Tino García cuando entró en su casa todo ojeroso, despeinado y con un cansancio tan grande encima que apenas se mantenía en pie, se encontró a su padre esperándole en el salón. Antes de que éste le dirigiera la mirada por la posición de su cabeza y la fuerza con que tenía cerrados los puños, fueron signos suficientes para él sospechar la que iba a caerle encima.
—¿De dónde vienes a estas horas? —le dijo su padre volviendo hacía él unos ojos centelleantes de ira.
Con la esperanza de que pudiera valerle de algo —respondió el adolescente, esforzándose en sonar creíble:
—Vengo de casa de Pipo. Ya os lo dije anoche a ti y a mamá que pasaría la noche en su casa trabajando en ese proyecto del instituto.
—¡Eso es mentira! —cortó furioso el padre.
—Bueno, si no quieres creerme… —con precaución el muchacho intuyendo lo que pasaría a continuación.

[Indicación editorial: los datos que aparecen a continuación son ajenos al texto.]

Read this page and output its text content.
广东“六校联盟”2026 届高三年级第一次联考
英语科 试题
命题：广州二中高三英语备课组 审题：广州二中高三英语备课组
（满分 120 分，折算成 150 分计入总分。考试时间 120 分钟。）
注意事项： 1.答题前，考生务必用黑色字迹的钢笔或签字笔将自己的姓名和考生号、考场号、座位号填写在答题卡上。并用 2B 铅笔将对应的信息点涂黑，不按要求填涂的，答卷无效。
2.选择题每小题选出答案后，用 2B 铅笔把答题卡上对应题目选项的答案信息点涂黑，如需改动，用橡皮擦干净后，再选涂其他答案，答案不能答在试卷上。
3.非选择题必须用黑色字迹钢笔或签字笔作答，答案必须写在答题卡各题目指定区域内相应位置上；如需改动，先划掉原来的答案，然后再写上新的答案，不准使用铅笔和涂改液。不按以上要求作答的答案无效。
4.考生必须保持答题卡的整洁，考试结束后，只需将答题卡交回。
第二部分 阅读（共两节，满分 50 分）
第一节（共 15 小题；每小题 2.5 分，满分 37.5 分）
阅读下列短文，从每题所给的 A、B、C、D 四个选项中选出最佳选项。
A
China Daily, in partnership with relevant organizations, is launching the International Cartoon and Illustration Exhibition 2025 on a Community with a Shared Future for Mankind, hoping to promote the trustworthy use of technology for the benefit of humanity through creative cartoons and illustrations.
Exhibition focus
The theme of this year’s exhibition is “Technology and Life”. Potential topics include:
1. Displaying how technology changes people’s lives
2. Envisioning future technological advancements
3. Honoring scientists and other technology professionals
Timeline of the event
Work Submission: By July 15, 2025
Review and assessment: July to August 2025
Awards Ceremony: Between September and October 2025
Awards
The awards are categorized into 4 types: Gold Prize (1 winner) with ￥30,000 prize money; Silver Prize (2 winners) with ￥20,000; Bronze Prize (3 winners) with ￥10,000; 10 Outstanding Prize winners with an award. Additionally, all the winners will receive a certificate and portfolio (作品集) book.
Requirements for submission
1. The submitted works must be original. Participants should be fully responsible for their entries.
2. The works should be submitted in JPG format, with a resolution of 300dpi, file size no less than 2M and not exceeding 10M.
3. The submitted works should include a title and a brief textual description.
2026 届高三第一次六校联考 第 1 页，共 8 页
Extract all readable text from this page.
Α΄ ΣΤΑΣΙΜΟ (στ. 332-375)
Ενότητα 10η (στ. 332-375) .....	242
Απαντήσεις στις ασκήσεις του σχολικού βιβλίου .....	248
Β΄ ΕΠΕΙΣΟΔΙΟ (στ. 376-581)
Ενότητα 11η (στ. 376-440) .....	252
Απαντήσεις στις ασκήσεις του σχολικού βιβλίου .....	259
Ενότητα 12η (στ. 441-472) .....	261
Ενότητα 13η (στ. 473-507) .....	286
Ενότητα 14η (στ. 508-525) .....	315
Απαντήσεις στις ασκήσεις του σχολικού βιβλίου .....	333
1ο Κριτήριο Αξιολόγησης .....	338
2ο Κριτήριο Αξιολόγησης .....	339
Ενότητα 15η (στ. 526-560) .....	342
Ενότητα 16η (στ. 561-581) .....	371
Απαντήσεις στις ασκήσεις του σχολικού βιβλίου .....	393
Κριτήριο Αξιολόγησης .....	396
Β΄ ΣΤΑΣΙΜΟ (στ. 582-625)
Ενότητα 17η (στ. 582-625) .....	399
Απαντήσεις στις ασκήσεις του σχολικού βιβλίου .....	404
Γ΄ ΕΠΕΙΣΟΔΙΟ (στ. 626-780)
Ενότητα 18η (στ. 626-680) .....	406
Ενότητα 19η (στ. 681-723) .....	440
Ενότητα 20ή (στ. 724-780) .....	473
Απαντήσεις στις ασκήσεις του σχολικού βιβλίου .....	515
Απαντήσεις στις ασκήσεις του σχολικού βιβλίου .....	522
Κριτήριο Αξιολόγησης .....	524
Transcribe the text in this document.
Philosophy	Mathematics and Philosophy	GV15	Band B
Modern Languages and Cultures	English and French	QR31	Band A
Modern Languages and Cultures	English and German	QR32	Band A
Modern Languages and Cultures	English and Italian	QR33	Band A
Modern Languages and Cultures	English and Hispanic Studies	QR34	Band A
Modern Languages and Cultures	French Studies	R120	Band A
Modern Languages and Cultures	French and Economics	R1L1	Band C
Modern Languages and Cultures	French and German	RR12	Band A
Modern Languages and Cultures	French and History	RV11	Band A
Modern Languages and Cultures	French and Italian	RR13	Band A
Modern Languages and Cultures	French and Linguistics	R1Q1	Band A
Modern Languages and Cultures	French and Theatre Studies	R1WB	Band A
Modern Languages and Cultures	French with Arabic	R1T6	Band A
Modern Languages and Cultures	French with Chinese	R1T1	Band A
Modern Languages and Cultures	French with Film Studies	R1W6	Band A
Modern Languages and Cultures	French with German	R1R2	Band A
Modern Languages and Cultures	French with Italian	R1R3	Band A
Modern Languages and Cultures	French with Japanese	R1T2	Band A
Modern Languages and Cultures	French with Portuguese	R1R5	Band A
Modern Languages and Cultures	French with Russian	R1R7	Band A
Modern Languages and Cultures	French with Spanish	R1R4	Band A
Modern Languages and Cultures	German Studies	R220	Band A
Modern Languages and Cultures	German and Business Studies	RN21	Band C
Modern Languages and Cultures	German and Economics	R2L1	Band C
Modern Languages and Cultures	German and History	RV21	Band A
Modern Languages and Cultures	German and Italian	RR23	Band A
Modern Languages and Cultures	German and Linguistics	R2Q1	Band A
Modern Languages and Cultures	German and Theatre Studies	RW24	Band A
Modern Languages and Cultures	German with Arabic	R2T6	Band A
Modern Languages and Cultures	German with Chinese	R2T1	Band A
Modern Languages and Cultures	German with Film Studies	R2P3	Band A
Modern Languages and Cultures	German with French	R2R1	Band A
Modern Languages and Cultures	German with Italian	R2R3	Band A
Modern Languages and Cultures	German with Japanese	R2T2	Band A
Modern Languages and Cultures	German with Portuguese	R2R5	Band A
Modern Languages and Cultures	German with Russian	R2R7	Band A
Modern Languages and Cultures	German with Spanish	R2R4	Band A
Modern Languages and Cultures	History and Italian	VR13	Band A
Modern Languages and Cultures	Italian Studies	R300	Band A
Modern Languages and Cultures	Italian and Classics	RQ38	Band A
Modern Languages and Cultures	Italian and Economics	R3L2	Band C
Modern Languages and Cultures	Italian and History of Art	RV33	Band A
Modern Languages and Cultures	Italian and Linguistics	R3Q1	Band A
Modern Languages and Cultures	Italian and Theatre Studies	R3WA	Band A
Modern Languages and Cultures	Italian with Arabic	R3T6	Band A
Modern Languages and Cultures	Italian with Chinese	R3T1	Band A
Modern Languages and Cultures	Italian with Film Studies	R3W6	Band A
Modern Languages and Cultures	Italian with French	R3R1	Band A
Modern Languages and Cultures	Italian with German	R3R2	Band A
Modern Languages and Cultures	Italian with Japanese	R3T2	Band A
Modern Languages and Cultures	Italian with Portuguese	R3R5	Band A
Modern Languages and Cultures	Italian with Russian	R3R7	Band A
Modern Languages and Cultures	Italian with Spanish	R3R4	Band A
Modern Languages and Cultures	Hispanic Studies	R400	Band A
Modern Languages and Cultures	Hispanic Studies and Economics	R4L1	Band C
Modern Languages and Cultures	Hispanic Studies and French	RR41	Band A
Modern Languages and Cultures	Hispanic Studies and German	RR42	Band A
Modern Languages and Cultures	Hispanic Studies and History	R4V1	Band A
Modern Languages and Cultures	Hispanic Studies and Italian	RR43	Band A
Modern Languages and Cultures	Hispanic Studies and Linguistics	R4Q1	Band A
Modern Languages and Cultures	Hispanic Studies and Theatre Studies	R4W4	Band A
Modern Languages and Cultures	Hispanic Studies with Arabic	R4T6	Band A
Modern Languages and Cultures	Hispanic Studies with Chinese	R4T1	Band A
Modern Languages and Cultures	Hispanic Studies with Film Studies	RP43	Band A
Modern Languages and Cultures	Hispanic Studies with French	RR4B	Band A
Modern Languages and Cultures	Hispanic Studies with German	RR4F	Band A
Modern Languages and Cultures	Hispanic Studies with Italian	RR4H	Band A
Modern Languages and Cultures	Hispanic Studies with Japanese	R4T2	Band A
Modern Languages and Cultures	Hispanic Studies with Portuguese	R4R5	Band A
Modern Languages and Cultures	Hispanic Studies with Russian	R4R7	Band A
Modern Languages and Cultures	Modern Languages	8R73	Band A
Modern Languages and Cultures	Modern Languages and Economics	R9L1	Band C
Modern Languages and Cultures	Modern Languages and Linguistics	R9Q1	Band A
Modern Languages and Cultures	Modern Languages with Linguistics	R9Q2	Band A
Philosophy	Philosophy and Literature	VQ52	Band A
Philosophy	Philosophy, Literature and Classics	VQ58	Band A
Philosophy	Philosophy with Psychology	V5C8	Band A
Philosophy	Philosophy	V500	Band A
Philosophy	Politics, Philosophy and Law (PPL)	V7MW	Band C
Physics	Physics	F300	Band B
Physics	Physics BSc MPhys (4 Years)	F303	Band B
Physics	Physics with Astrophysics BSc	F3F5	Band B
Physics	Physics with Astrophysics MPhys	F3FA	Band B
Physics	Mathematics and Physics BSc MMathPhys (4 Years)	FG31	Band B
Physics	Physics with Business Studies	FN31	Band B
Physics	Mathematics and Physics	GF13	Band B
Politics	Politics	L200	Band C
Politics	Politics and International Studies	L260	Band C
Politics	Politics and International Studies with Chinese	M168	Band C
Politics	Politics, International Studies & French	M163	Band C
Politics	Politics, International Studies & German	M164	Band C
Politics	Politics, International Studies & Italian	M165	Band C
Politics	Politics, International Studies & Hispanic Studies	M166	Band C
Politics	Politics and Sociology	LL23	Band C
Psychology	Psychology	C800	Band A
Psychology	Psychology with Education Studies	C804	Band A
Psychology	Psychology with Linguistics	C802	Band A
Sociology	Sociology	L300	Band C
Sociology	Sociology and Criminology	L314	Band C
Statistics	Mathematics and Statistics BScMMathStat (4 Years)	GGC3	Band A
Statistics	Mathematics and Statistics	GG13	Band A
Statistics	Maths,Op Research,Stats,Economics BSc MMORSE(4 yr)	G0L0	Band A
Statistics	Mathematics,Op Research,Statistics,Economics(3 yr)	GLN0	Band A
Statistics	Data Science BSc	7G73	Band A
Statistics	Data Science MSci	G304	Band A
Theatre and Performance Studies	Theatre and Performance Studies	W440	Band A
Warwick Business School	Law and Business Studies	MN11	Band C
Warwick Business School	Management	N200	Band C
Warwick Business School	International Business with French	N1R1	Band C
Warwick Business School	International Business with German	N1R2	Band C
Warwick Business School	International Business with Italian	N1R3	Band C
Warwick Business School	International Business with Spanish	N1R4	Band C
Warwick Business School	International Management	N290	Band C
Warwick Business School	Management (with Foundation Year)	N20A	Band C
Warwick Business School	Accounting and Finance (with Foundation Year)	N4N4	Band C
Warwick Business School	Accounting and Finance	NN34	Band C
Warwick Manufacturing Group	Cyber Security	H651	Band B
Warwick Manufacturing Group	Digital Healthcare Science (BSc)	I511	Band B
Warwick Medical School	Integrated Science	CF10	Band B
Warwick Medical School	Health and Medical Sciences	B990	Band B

—Llamé a casa de Pipo y su padre me dijo que su hijo le había dicho que venía a nuestra casa a realizar ese proyecto. Me revienta que me mientas. Puedo perdonarte cualquier cosa menos que me mientas —severísimo.
El hijo se armó de valor y sosteniéndole la mirada al padre argumentó:
—La mentira está en el aire, papá y es imposible no respirarla y vomitarla.
Su hijo nunca se le había enfrentado tan abiertamente como en este momento. Él que decidió acto seguido mostrarse precavido fue el padre:
—¿Qué quieres decir con eso?
—Pues me refiero a esas reuniones tuyas de negocios que, en realidad pasas con tu bonita secretaria.
El padre palideció lo mismo que su hijo un momento antes.
—No me mientas más. No me gusta, ¿vale? —con nula severidad ya—. Tu madre ha ido a misa. Cuando vuelva procura haberte inventado una mentira creíble, ¿eh?
El adolescente sonrió con malicia:
—Algo haré, papá, déjalo de mi cuenta. Voy a ver qué desayuno. Estoy muerto de hambre.
El padre respiró hondo reconociendo en su fuero interno que ciertamente la mentira estaba en el aire y era imposible no respirarla y vomitarla.